Since its Food and Drug Administration (FDA) approval, robot-assisted laparoscopic surgery has grown with expanding indications. One factor used to expand indications is device-related complications. We designed a study to evaluate device-related robotic surgery complications reported to FDA. We searched the FDA device-related complication database, LexisNexis, and PACER (Public Access to Court Electronic Records) to identify robotic surgery-related complications over a 12-year period (January 1, 2000 to August 1, 2012). Cases from LexisNexis and PACER were cross-referenced with the FDA database to determine cases where an FDA report was inaccurate, filed late or not filed. A total of 245 events were reported to the FDA during the study period, including 71 deaths and 174 nonfatal injuries.
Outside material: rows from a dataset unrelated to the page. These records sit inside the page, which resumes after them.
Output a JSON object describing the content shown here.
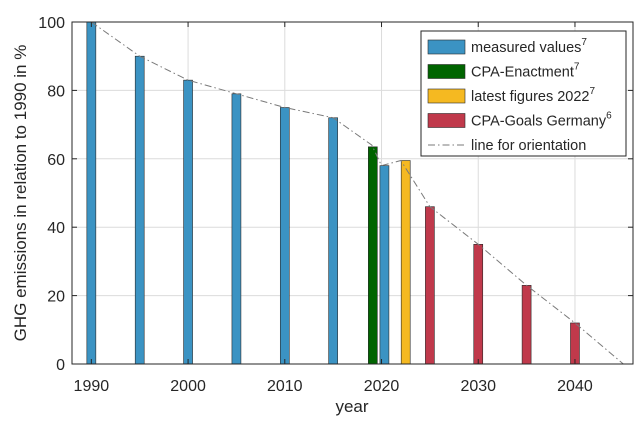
{
  "chart_data": {
    "type": "bar",
    "title": "",
    "xlabel": "year",
    "ylabel": "GHG emissions in relation to 1990 in %",
    "xlim": [
      1988,
      2046
    ],
    "ylim": [
      0,
      100
    ],
    "xticks": [
      1990,
      2000,
      2010,
      2020,
      2030,
      2040
    ],
    "yticks": [
      0,
      20,
      40,
      60,
      80,
      100
    ],
    "grid": true,
    "legend_position": "top-right",
    "series": [
      {
        "name": "measured values",
        "superscript": "7",
        "color": "#3b93c3",
        "points": [
          {
            "x": 1990,
            "y": 100
          },
          {
            "x": 1995,
            "y": 90
          },
          {
            "x": 2000,
            "y": 83
          },
          {
            "x": 2005,
            "y": 79
          },
          {
            "x": 2010,
            "y": 75
          },
          {
            "x": 2015,
            "y": 72
          },
          {
            "x": 2020.3,
            "y": 58
          }
        ]
      },
      {
        "name": "CPA-Enactment",
        "superscript": "7",
        "color": "#006400",
        "points": [
          {
            "x": 2019.1,
            "y": 63.5
          }
        ]
      },
      {
        "name": "latest figures 2022",
        "superscript": "7",
        "color": "#f5b921",
        "points": [
          {
            "x": 2022.5,
            "y": 59.5
          }
        ]
      },
      {
        "name": "CPA-Goals Germany",
        "superscript": "6",
        "color": "#c0394b",
        "points": [
          {
            "x": 2025,
            "y": 46
          },
          {
            "x": 2030,
            "y": 35
          },
          {
            "x": 2035,
            "y": 23
          },
          {
            "x": 2040,
            "y": 12
          }
        ]
      }
    ],
    "orientation_line": {
      "name": "line for orientation",
      "color": "#7a7a7a",
      "points": [
        {
          "x": 1990,
          "y": 100
        },
        {
          "x": 1995,
          "y": 90
        },
        {
          "x": 2000,
          "y": 83
        },
        {
          "x": 2005,
          "y": 79
        },
        {
          "x": 2010,
          "y": 75
        },
        {
          "x": 2015,
          "y": 72
        },
        {
          "x": 2019,
          "y": 64
        },
        {
          "x": 2020,
          "y": 58
        },
        {
          "x": 2022,
          "y": 59.5
        },
        {
          "x": 2025,
          "y": 46
        },
        {
          "x": 2030,
          "y": 35
        },
        {
          "x": 2035,
          "y": 23
        },
        {
          "x": 2040,
          "y": 12
        },
        {
          "x": 2045,
          "y": 0
        }
      ]
    }
  }
}
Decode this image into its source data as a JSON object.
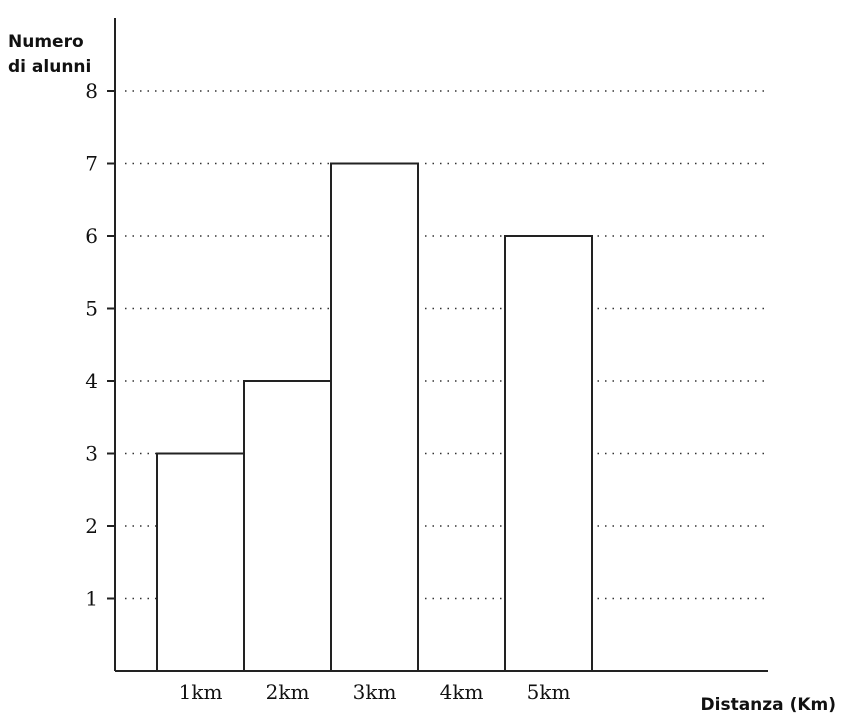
{
  "chart_data": {
    "type": "bar",
    "title": "",
    "ylabel_line1": "Numero",
    "ylabel_line2": "di alunni",
    "xlabel": "Distanza (Km)",
    "categories": [
      "1km",
      "2km",
      "3km",
      "4km",
      "5km"
    ],
    "values": [
      3,
      4,
      7,
      null,
      6
    ],
    "ylim": [
      0,
      8
    ],
    "yticks": [
      1,
      2,
      3,
      4,
      5,
      6,
      7,
      8
    ],
    "grid": "horizontal dotted",
    "colors": {
      "bar_fill": "#ffffff",
      "bar_stroke": "#222222",
      "axis": "#222222"
    }
  }
}
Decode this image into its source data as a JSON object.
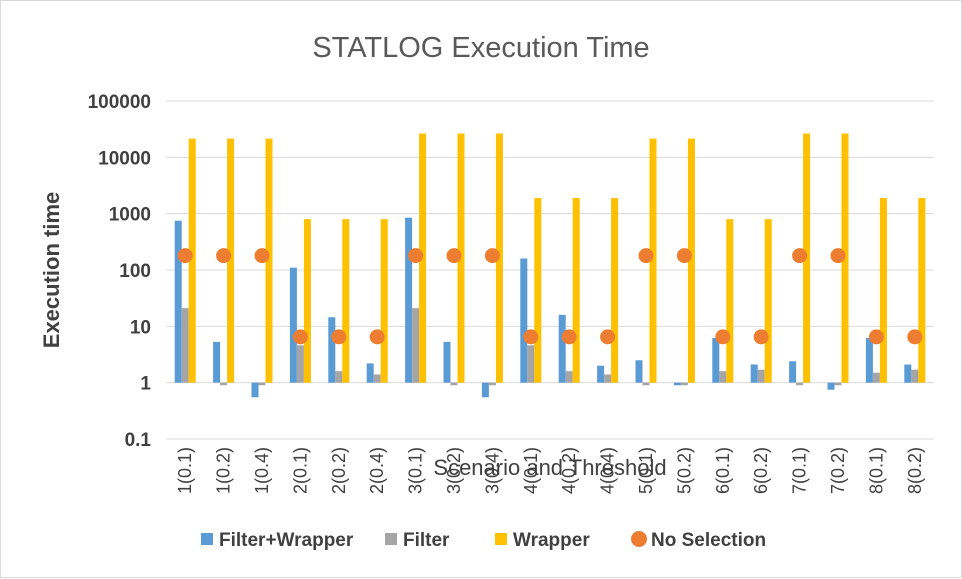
{
  "chart_data": {
    "type": "bar",
    "title": "STATLOG Execution Time",
    "xlabel": "Scenario and Threshold",
    "ylabel": "Execution time",
    "yscale": "log",
    "ylim": [
      0.1,
      100000
    ],
    "yticks": [
      "100000",
      "10000",
      "1000",
      "100",
      "10",
      "1",
      "0.1"
    ],
    "grid": true,
    "legend_position": "bottom",
    "categories": [
      "1(0.1)",
      "1(0.2)",
      "1(0.4)",
      "2(0.1)",
      "2(0.2)",
      "2(0.4)",
      "3(0.1)",
      "3(0.2)",
      "3(0.4)",
      "4(0.1)",
      "4(0.2)",
      "4(0.4)",
      "5(0.1)",
      "5(0.2)",
      "6(0.1)",
      "6(0.2)",
      "7(0.1)",
      "7(0.2)",
      "8(0.1)",
      "8(0.2)"
    ],
    "series": [
      {
        "name": "Filter+Wrapper",
        "kind": "bar",
        "color": "#5b9bd5",
        "values": [
          750,
          5.3,
          0.55,
          110,
          14.5,
          2.2,
          850,
          5.3,
          0.55,
          160,
          16,
          2.0,
          2.5,
          0.9,
          6.2,
          2.1,
          2.4,
          0.75,
          6.2,
          2.1
        ]
      },
      {
        "name": "Filter",
        "kind": "bar",
        "color": "#a5a5a5",
        "values": [
          21,
          0.9,
          0.9,
          4.6,
          1.6,
          1.4,
          21,
          0.9,
          0.9,
          4.6,
          1.6,
          1.4,
          0.9,
          0.9,
          1.6,
          1.7,
          0.9,
          0.9,
          1.5,
          1.7
        ]
      },
      {
        "name": "Wrapper",
        "kind": "bar",
        "color": "#ffc000",
        "values": [
          21500,
          21500,
          21500,
          800,
          800,
          800,
          26500,
          26500,
          26500,
          1900,
          1900,
          1900,
          21500,
          21500,
          800,
          800,
          26500,
          26500,
          1900,
          1900
        ]
      },
      {
        "name": "No Selection",
        "kind": "marker",
        "color": "#ed7d31",
        "values": [
          180,
          180,
          180,
          6.5,
          6.5,
          6.5,
          180,
          180,
          180,
          6.5,
          6.5,
          6.5,
          180,
          180,
          6.5,
          6.5,
          180,
          180,
          6.5,
          6.5
        ]
      }
    ]
  },
  "colors": {
    "title": "#595959",
    "text": "#404040",
    "grid": "#d9d9d9",
    "axis": "#bfbfbf"
  }
}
Median time to report an event to the FDA was 30 days (range = 0-930 days). Eight cases were identified from the LexisNexis and PACER searches where FDA reports were improperly filed. In five of these, no report was filed with a mean follow-up of 4.1 years (range = 2.3-5.8 years). In the three cases where a report was filed, the mean time between the event and the FDA report was 20.4 months (611 days, range = 292-930 days). It is important that the true incidence of complications with robotic-assisted laparoscopic surgery be known to ensure continued safe innovation.